Chrysler LLC recently announced plans to cut ties with the Braeger Chrysler Jeep dealership at 6133 S. 27th St., Greenfield, and the Schlossmann’s Dodge City dealership at 4640 S. 27th St., Milwaukee.
Todd Reardon, the owner of the Braeger dealerships, says he hopes to keep his Chrysler dealership open selling other brands or selling used vehicles.
“We’re going to keep our store operating as long as we can,” he said.
Schlossmann’s will continue selling Subaru vehicles at its South 27th Street dealership and is changing the name from Dodge City to Subaru City. The dealership will continue to provide service for Dodge vehicles.
“We want people to know we are committed to the business of selling and servicing cars, including Chrysler products,” said the dealership’s vice president and co-owner Mike Schlossmann. “For now, we want to take care of our customers, build up our Subaru franchise and look for other franchises down the road.”
The Braeger Chrysler Jeep dealership was moved in 2007 from South 27th Street and Howard Avenue in Milwaukee to its current location. A CVS Pharmacy was built on part of the former dealership property, but the rest remains vacant.
Adding to the challenges on South 27th Street, the state Department of Transportation has closed the freeway ramps from I-894 to the street as part of the I-94 North-South expansion and reconstruction project. Even after the project is complete, northbound traffic through the Mitchell Interchange will not be allowed to exit at South 27th Street. Those travelers will have to use Layton Avenue instead. Traffic from downtown and from the west will still be able to exit at South 27th Street.
The owners of several business owners on the street complained about the ramp change. Reardon says he plans to eventually relocate his Braeger Chevrolet dealership at 4100 S. 27th St. in Milwaukee and his Braeger Ford dealership at 4201 S. 27th St. in Greenfield, because of the ramp closure.
“It’s something I think I’ve been forced into,” he said.
Depending on what opportunities come along the dealerships could be moved soon, or not for several years, he said.
“I always look (for new locations),” Reardon said. “I have looked at every location on the south side of (metro) Milwaukee. It could happen tomorrow. It could happen 10 years from now.”
Reardon, the immediate past chairman of the South 27th Street Business Preservation Association said he is concerned about the future of the street’s business corridor.
“I worry about South 27th Street,” he said. “I think the city of Milwaukee has a big problem if they’ve got 25-acre parcels of vacant land that people are driving by every day on 27th Street. I like being in the city of Milwaukee. (Leaving) is not something I want to do. I think one day people are going to wake up and say, ‘Look what we’ve done,’ and then they will start trying to fix it.”

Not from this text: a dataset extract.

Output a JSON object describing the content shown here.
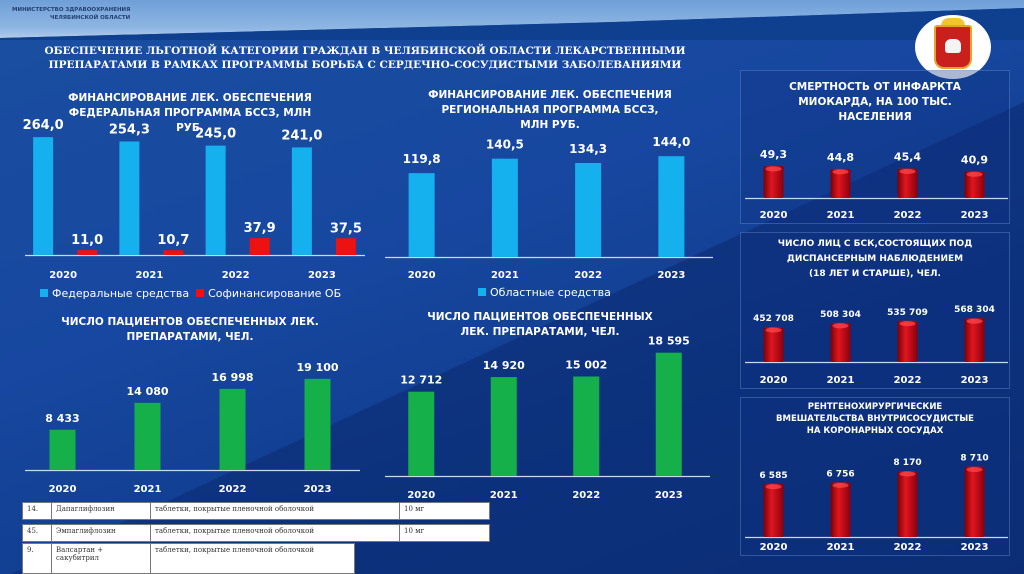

However, Milwaukee and Greenfield officials are already working together on plans to boost business on South 27th Street said Milwaukee Department of City Development Commissioner Richard “Rocky” Marcoux. Milwaukee and Greenfield officials are discussing possible streetscape improvements and Milwaukee Ald. Terry Witkowski is working with businesses owners on the street on efforts to form a business improvement district.
Despite the challenges that the street faces from possible auto dealership moves and closures, the street remains a viable place for business, Marcoux said.

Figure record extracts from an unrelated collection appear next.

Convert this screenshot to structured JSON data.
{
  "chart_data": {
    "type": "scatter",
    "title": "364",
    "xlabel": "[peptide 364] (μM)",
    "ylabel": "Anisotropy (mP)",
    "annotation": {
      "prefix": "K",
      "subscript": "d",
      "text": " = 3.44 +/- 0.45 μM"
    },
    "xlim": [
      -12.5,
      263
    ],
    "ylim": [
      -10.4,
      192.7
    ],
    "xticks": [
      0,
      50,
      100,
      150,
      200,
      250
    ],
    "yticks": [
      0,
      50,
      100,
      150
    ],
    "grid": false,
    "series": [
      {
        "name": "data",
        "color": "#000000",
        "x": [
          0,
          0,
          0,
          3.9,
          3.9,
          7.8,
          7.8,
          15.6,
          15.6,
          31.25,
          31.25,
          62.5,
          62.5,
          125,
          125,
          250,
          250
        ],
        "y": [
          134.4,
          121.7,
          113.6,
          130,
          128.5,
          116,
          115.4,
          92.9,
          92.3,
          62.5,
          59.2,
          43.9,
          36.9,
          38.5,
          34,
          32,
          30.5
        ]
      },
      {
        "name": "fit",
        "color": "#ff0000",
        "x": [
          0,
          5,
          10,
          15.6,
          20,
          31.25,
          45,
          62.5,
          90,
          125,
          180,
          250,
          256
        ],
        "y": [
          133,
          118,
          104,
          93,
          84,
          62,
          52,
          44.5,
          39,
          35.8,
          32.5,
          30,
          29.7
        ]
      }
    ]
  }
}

“South 27th Street is a very strong corridor,” he said. “The traffic counts are astounding. There are strong residential neighborhoods on each side of South 27th Street.”
Marcoux said city officials are open to “any and all ideas that make sense,” for redevelopment proposals for auto dealerships or other properties on the street.
At the southern end of Milwaukee County, South 27th Street has attracted several developments in recent years including a Staybridge Suites hotel, the Northwestern Mutual Life Insurance Co. Franklin campus, the Wheaton Franciscan Healthcare-Franklin hospital and the Liberty Corporate Preserve office and industrial space development in Oak Creek by Liberty Property Trust.
Milwaukee and Greenfield officials need to work to attract some of the development momentum that has occurred on the southern end of South 27th Street in recent years, Marcoux said.